Tips for Living With Ataxic Cats
Ataxias in cats can be very different: Some animals have few restrictions, for others even getting into the litter box is an insurmountable obstacle. Here are some general tips:
Free Running for Ataxia Cats?
Unlimited freedom is not recommended for ataxia cats. The risk of accidents is too great. Encounters with cats from the neighborhood can be doubly dangerous: In territorial fights, the nodding kittens are very inferior and can injure themselves.
In addition, many of them have weaker immune systems and are more easily infected with diseases. An enclosed garden is ideal. Keep an eye on whether your cat is climbing trees and whether there is an increased risk of accidents as a result. Secure the tree with climbing protection on the trunk.

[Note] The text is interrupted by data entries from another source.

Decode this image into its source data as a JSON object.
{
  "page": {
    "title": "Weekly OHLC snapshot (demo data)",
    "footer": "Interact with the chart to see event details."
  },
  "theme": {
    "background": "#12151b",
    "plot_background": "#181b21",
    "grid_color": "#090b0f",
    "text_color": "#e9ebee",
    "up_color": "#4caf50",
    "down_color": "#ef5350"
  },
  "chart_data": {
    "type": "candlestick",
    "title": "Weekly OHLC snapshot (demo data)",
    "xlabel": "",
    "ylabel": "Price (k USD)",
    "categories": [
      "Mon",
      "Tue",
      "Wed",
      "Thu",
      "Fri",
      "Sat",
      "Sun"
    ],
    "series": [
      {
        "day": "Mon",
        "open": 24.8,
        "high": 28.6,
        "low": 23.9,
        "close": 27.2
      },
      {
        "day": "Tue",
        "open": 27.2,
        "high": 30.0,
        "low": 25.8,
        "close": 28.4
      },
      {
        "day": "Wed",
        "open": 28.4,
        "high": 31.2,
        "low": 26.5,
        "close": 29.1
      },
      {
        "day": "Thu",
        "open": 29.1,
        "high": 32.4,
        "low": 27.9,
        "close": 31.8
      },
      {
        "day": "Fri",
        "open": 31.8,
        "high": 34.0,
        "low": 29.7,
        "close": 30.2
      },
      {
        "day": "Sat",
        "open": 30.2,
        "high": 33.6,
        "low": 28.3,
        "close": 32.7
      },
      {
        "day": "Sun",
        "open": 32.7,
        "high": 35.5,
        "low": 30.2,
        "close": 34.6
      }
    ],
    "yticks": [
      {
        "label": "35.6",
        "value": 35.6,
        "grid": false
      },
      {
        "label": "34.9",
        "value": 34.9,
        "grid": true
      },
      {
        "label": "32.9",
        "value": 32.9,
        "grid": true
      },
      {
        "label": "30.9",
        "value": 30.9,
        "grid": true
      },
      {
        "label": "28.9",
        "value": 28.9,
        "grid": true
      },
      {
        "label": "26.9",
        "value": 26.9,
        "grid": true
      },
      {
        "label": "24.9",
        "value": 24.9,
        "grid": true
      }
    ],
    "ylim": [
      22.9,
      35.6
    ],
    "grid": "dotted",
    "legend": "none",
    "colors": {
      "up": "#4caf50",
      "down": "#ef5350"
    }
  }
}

Some bobble kittens have a tendency to fall off the scratching post or sofa. Soft carpets cushion the fall. Leave it with a low scratching post. A senior scratching post or commercially available cat stairs help some velvet paws to climb onto the sofa.
If the cat cannot lower its head without falling over, try raising the bowl. A rim or hooded litter box can help keep the velvet paw in balance. Some four-legged friends cannot climb the edge of the toilet. Plastic tubs for dogs with a low entry on one side can be an alternative here.
An ataxia cat also wants a conspecific. Playing together can improve the cat’s coordination.
When choosing the second cat, the temperament of both animals should match.
In the case of two young cats, the handicap usually does not play a role. If there is an adult velvet paw, it should be social.
Talk to your vet about possible specifics about vaccination and anesthesia for feline ataxia. Some cats with incoordination have fewer white blood cells and therefore a weaker immune system. Some vaccines can therefore be harmful to you. These include, for example, vaccinations against rabies and cat disease.
Anesthesia can further disrupt a damaged central nervous system. That is why the gentlest anesthetic should be chosen. In the case of short operations such as the castration of a cat, this is injection anesthesia. Longer operations on an ataxic cat should always be performed under inhalation anesthesia.